Calculating very large exponents in python

casevh casevh at gmail.com
Tue Mar 9 07:39:30 CET 2010


[also replying to Geremy since the OP's message doesn't appear...]

On Mar 8, 11:05 am, geremy condra <debat... at gmail.com> wrote:
> On Mon, Mar 8, 2010 at 2:15 AM, Fahad Ahmad <miracles... at hotmail.com> wrote:
> > Thanks Geremy,
>
> > That has been an absolute bump........... GOD i cant sit on my chair, it has
> > worked even on 512 bit number and with no time..........
> > superb i would say.
>
> > lastly, i am using the code below to calculate Largest Prime factor of a
> > number:
>
> > print
> > ('''=======================================================================­========'''
> >        '''              CALCULATE  HIGHEST PRIME
> > FACTOR                                  '''
>
> > '''========================================================================­=======''')
>
> > #!/usr/bin/env python
> > def highest_prime_factor(n):
> >    if isprime(n):
> >       return n
> >    for x in xrange(2,n ** 0.5 + 1):
> >       if not n % x:
> >          return highest_prime_factor(n/x)
> > def isprime(n):
> >    for x in xrange(2,n ** 0.5 + 1):
> >       if not n % x:
> >          return False
> >    return True
> > if  __name__ == "__main__":
> >    import time
> >    start = time.time()
> >    print highest_prime_factor(1238162376372637826)
> >    print time.time() - start
>
> > the code works with a bit of delay on the number : "1238162376372637826" but
> > extending it to
> > (10902610991329142436630551158108608965062811746392577675456004845499113044­304710902610991329142436630551158108608965062811746392577675456004845499113­0443047)
> >  makes python go crazy.
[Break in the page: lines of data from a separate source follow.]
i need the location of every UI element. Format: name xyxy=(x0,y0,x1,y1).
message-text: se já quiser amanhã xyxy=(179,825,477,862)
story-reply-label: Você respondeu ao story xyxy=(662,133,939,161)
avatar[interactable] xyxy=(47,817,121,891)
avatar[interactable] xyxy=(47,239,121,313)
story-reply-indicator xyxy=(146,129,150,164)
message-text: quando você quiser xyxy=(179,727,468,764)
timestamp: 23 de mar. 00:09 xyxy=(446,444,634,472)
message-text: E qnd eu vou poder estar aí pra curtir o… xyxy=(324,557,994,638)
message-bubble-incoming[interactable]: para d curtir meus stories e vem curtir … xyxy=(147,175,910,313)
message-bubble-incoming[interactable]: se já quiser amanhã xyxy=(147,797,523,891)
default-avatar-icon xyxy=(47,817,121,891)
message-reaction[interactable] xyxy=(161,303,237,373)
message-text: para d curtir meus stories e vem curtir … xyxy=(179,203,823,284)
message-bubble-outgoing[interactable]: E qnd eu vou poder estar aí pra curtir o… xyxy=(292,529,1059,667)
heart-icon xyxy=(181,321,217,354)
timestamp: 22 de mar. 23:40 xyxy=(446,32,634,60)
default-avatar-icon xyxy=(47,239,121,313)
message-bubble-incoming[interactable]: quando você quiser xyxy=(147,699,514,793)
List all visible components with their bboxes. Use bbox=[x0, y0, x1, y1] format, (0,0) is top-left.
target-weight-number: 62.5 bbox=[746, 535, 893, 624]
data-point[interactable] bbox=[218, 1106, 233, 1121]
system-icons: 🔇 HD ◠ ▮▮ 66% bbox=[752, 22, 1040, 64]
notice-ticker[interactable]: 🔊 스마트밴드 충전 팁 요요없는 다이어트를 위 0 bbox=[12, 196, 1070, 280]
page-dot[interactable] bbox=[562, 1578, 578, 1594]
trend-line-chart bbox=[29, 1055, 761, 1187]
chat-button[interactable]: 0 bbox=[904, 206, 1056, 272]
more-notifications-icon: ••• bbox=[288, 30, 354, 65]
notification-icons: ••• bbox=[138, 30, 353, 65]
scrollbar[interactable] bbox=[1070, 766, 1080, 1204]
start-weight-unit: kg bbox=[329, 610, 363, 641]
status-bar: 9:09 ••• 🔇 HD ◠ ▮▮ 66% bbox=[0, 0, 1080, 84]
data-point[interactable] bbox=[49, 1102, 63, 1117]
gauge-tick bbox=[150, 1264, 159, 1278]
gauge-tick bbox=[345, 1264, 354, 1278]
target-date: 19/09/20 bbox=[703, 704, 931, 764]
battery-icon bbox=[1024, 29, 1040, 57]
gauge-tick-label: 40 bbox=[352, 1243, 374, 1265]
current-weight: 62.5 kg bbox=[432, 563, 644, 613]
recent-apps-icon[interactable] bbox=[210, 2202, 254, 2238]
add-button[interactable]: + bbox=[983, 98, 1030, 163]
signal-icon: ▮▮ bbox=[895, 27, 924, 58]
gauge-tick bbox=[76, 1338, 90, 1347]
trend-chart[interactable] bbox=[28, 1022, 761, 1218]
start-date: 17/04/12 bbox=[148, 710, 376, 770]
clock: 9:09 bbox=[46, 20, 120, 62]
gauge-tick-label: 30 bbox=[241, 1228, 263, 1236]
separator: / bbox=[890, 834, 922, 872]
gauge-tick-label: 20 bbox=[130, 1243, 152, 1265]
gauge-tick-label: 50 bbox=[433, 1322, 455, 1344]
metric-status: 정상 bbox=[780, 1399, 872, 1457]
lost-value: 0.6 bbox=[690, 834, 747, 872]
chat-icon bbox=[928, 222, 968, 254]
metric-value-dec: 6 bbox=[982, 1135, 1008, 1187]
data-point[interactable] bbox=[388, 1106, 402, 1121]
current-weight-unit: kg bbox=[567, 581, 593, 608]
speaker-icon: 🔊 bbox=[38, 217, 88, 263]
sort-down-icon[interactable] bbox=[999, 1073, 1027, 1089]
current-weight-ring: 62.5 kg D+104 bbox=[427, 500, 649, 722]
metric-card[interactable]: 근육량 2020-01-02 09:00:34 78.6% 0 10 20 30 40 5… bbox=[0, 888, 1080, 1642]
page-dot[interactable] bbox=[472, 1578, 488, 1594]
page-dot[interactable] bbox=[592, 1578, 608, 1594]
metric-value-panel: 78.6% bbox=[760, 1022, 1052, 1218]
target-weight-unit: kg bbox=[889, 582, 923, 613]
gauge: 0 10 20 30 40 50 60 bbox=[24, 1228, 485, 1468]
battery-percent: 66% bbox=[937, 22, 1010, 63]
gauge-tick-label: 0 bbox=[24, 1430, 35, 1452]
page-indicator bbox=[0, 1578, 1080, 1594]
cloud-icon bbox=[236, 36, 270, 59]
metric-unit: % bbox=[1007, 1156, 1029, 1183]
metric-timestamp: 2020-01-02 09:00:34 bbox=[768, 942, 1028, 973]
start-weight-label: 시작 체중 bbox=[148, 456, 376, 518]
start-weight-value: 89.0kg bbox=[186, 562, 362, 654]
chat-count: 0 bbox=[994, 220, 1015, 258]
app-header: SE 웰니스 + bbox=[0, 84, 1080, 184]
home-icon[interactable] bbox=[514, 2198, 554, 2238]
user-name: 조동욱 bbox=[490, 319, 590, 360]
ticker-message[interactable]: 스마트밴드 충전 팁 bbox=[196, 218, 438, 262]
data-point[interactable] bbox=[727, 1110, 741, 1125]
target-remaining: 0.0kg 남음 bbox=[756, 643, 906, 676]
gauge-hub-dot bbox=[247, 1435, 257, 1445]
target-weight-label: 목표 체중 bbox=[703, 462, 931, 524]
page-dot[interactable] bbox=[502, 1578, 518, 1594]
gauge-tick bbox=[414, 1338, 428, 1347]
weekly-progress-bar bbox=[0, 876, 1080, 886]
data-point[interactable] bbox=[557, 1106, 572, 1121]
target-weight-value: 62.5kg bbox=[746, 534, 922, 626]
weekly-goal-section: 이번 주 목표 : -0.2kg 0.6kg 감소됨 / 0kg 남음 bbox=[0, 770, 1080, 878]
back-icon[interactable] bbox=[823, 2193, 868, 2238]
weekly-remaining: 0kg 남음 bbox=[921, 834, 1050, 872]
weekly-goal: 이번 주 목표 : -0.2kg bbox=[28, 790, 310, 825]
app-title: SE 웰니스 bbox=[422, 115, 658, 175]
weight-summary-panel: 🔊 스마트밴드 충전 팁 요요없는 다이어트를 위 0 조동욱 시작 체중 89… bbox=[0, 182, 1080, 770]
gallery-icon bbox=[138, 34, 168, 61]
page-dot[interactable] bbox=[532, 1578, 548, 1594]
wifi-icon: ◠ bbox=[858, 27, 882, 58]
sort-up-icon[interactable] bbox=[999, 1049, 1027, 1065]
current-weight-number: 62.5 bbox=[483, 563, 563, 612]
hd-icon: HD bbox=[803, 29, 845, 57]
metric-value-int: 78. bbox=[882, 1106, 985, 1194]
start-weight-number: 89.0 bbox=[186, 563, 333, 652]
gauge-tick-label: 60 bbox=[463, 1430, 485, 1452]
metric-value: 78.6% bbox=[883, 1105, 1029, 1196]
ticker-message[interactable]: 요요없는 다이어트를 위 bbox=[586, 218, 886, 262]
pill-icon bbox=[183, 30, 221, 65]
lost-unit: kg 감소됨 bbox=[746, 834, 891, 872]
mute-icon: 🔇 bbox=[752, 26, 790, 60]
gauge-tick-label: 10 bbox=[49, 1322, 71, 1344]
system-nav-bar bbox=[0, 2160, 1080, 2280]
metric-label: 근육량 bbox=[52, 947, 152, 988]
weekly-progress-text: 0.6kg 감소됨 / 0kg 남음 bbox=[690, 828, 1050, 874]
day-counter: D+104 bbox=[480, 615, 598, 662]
Is there any way just like above, i can have it
> > calculated it in no time.
>
> > thanks for the support.
>
> If you're just looking for the largest prime factor I would suggest using
> a fermat factorization attack. In the example you gave, it returns
> nearly immediately.
>
> Geremy Condra- Hide quoted text -
>
> - Show quoted text -

For a Python-based solution, you might want to look at pyecm (http://
sourceforge.net/projects/pyecm/)

On a system with gmpy installed also, pyecm found the following
factors:

101, 521, 3121, 9901, 36479, 300623, 53397071018461,
1900381976777332243781

There still is a 98 digit unfactored composite:

60252507174568243758911151187828438446814447653986842279796823262165159406500174226172705680274911

Factoring this remaining composite using ECM may not be practical.